Jaemin panicked. This wasn't the tender, careful romance he had daydreamed about in the practice rooms. This was greedy. This was consuming.
He wasn't prepared for this.
"Wait," he gasped out, and shoved Seungcheol back, harder than he intended.
The alpha fell away from him with a groan, hitting the floor with a heavy thud. He didn't fight back. He simply blinked up at the ceiling with glazed eyes, his chest heaving.
"Mine..." he slurred, one hand reaching out weakly before falling back to the rug. His eyes fluttered shut, and within seconds, his breathing evened out into deep, unconscious sleep.

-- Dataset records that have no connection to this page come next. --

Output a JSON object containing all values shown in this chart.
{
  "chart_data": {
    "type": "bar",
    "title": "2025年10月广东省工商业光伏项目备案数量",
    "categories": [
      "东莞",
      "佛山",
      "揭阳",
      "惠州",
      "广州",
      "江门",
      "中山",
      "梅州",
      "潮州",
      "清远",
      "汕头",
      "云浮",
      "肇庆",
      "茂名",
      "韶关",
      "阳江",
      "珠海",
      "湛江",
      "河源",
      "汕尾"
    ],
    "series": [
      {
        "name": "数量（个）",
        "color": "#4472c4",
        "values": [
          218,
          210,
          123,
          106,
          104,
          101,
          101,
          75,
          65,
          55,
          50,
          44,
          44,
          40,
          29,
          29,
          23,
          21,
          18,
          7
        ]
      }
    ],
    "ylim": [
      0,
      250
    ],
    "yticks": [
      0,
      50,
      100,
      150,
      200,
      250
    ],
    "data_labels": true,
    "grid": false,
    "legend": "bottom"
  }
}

Jaemin scrambled backward across the floor until his back hit the wall. He was shaking. His heart felt like it was trying to hammer its way out of his ribcage, a frantic rhythm completely out of his control.
He looked at Seungcheol, sprawled on the rug—messy, vulnerable, and dangerously beautiful—and suddenly felt like he couldn't breathe in this house, this place that had been a refuge for him so many times before. The air now was too heavy with the smell of intoxicated black tea and bergamot, bewildered florals, and too many things left unsaid.
He grabbed his bag with trembling hands and fled into the night, leaving the door to slam shut on its own behind him.